Zing Forum

Reading

Disease Progression Prediction System: A Machine Learning-Based Clinical Risk Assessment Tool

An end-to-end machine learning project that uses Random Forest and XGBoost algorithms to analyze patients' clinical health parameters, enabling real-time prediction of disease risk levels (low/medium/high) and featuring an interactive Streamlit web application.

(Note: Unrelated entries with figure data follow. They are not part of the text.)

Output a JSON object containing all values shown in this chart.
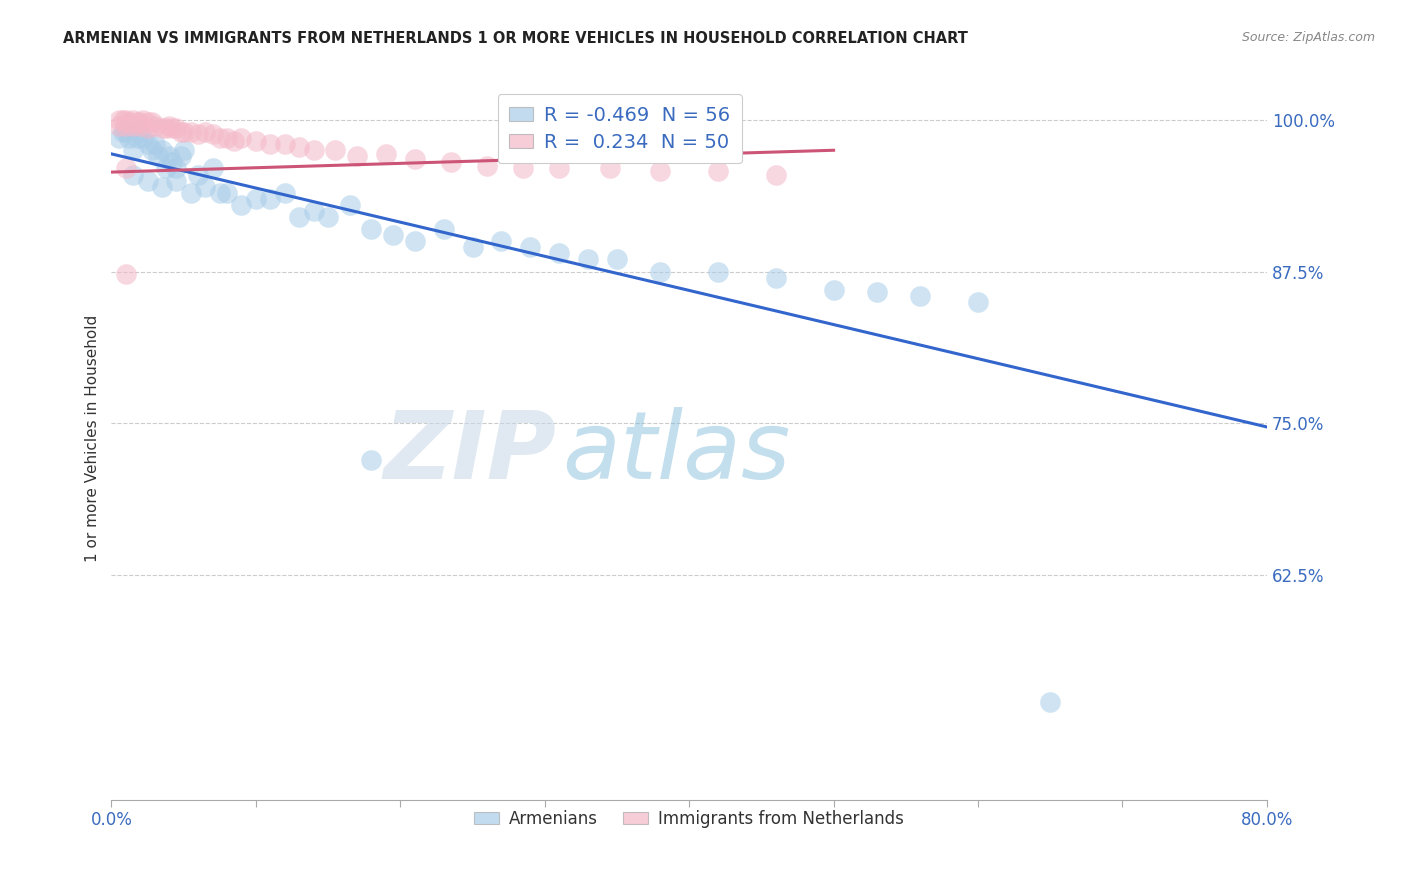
{
  "title": "ARMENIAN VS IMMIGRANTS FROM NETHERLANDS 1 OR MORE VEHICLES IN HOUSEHOLD CORRELATION CHART",
  "source": "Source: ZipAtlas.com",
  "ylabel": "1 or more Vehicles in Household",
  "legend1_label": "R = -0.469  N = 56",
  "legend2_label": "R =  0.234  N = 50",
  "legend_bottom": [
    "Armenians",
    "Immigrants from Netherlands"
  ],
  "blue_color": "#a8cce8",
  "pink_color": "#f4b8c8",
  "blue_line_color": "#3366cc",
  "pink_line_color": "#cc5577",
  "watermark_zip": "ZIP",
  "watermark_atlas": "atlas",
  "xlim": [
    0.0,
    0.8
  ],
  "ylim": [
    0.44,
    1.035
  ],
  "ytick_positions": [
    0.625,
    0.75,
    0.875,
    1.0
  ],
  "ytick_labels": [
    "62.5%",
    "75.0%",
    "87.5%",
    "100.0%"
  ],
  "xtick_positions": [
    0.0,
    0.1,
    0.2,
    0.3,
    0.4,
    0.5,
    0.6,
    0.7,
    0.8
  ],
  "blue_trend_x": [
    0.0,
    0.8
  ],
  "blue_trend_y": [
    0.972,
    0.747
  ],
  "pink_trend_x": [
    0.0,
    0.5
  ],
  "pink_trend_y": [
    0.957,
    0.975
  ],
  "arm_x": [
    0.005,
    0.008,
    0.01,
    0.012,
    0.015,
    0.018,
    0.02,
    0.022,
    0.025,
    0.028,
    0.03,
    0.032,
    0.035,
    0.038,
    0.04,
    0.042,
    0.045,
    0.048,
    0.05,
    0.015,
    0.025,
    0.035,
    0.045,
    0.055,
    0.06,
    0.065,
    0.07,
    0.075,
    0.08,
    0.09,
    0.1,
    0.11,
    0.12,
    0.13,
    0.14,
    0.15,
    0.165,
    0.18,
    0.195,
    0.21,
    0.23,
    0.25,
    0.27,
    0.29,
    0.31,
    0.33,
    0.35,
    0.38,
    0.42,
    0.46,
    0.5,
    0.53,
    0.56,
    0.6,
    0.18,
    0.65
  ],
  "arm_y": [
    0.985,
    0.99,
    0.99,
    0.985,
    0.975,
    0.985,
    0.99,
    0.985,
    0.98,
    0.975,
    0.98,
    0.97,
    0.975,
    0.96,
    0.97,
    0.965,
    0.96,
    0.97,
    0.975,
    0.955,
    0.95,
    0.945,
    0.95,
    0.94,
    0.955,
    0.945,
    0.96,
    0.94,
    0.94,
    0.93,
    0.935,
    0.935,
    0.94,
    0.92,
    0.925,
    0.92,
    0.93,
    0.91,
    0.905,
    0.9,
    0.91,
    0.895,
    0.9,
    0.895,
    0.89,
    0.885,
    0.885,
    0.875,
    0.875,
    0.87,
    0.86,
    0.858,
    0.855,
    0.85,
    0.72,
    0.52
  ],
  "neth_x": [
    0.005,
    0.008,
    0.01,
    0.012,
    0.015,
    0.018,
    0.02,
    0.022,
    0.025,
    0.028,
    0.005,
    0.01,
    0.015,
    0.02,
    0.025,
    0.03,
    0.035,
    0.038,
    0.04,
    0.042,
    0.045,
    0.048,
    0.05,
    0.055,
    0.06,
    0.065,
    0.07,
    0.075,
    0.08,
    0.085,
    0.09,
    0.1,
    0.11,
    0.12,
    0.13,
    0.14,
    0.155,
    0.17,
    0.19,
    0.21,
    0.235,
    0.26,
    0.285,
    0.31,
    0.345,
    0.38,
    0.42,
    0.46,
    0.01,
    0.01
  ],
  "neth_y": [
    1.0,
    1.0,
    1.0,
    0.998,
    1.0,
    0.998,
    0.998,
    1.0,
    0.998,
    0.998,
    0.995,
    0.995,
    0.995,
    0.995,
    0.993,
    0.995,
    0.993,
    0.993,
    0.995,
    0.993,
    0.993,
    0.99,
    0.99,
    0.99,
    0.988,
    0.99,
    0.988,
    0.985,
    0.985,
    0.983,
    0.985,
    0.983,
    0.98,
    0.98,
    0.978,
    0.975,
    0.975,
    0.97,
    0.972,
    0.968,
    0.965,
    0.962,
    0.96,
    0.96,
    0.96,
    0.958,
    0.958,
    0.955,
    0.96,
    0.873
  ]
}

机器学习医疗AI疾病预测随机森林XGBoostStreamlit风险评估心脏病
Published 2026-06-04 11:15Recent activity 2026-06-04 11:20Estimated read 5 min
Disease Progression Prediction System: A Machine Learning-Based Clinical Risk Assessment Tool
1

Section 01

[Main Floor/Introduction] Disease Progression Prediction System: A Machine Learning-Based Clinical Risk Assessment Tool

This is an end-to-end machine learning project named Disease Progression Predictor, published by Nidhi010805 on GitHub (link: https://github.com/Nidhi010805/Disease-Progression-Predictor). At its core, it uses Random Forest and XGBoost algorithms to analyze 13 clinical health parameters of patients, enabling real-time prediction of disease risk levels (low/medium/high). An interactive web application is built using Streamlit, aiming to address the subjective and time-consuming problems of traditional clinical risk assessment and assist in early risk identification and intervention for diseases such as heart disease.

2

Section 02

Project Background and Significance

Early disease prediction in the medical field is crucial for improving prognosis and resource allocation. Traditional assessment relies on doctors' experience and manual analysis, which is time-consuming and prone to subjective influences. As a leading cause of death globally, early risk identification for heart disease is particularly critical. This project uses machine learning to achieve automated and precise risk assessment, providing a time window for preventive interventions.

3

Section 03

System Architecture and Technology Stack

The project adopts a complete data science workflow, with a technology stack including: data processing (Pandas, NumPy), model training (Scikit-learn, XGBoost), front-end interaction (Streamlit), visualization (Matplotlib, Seaborn), and model persistence (Joblib). The Streamlit framework supports quickly converting models into interactive web applications.

4

Section 04

Core Algorithms and Model Performance

Three algorithms—Logistic Regression, Random Forest, and XGBoost—are compared. Test set results show that Random Forest and XGBoost have an accuracy rate of approximately 98.5%, significantly better than Logistic Regression's 79%. Tree-based ensemble models are more suitable for capturing non-linear relationships between features; XGBoost has advantages in training speed and memory usage, while Random Forest is slightly more interpretable.

5

Section 05

Input Features and Risk Classification

The input includes 13 clinical parameters (age, gender, chest pain type, resting blood pressure, cholesterol level, fasting blood glucose, etc.), selected based on medical knowledge. The output is divided into three risk levels: low (green), medium (orange), and high (red), and a probability score is provided to show prediction confidence.

6

Section 06

Interpretability and Clinical Application Value

The model enhances transparency through feature importance analysis. Chest pain type, maximum heart rate, and number of colored vessels are the most influential features, which align with medical common sense. Plans are in place to integrate SHAP value calculation to provide individualized explanations, helping doctors understand the reasons behind predictions and supporting human-machine collaborative decision-making.

7

Section 07

Deployment Scenarios and Future Outlook

The project has been deployed to Streamlit Cloud, and users can access it via a browser. Application scenarios include community health centers, physical examination centers, etc. Future plans: integrate SHAP explanations, expand the dataset, add user authentication, migrate to AWS/Azure to support large-scale concurrency, and gradually evolve into a production-level medical auxiliary tool.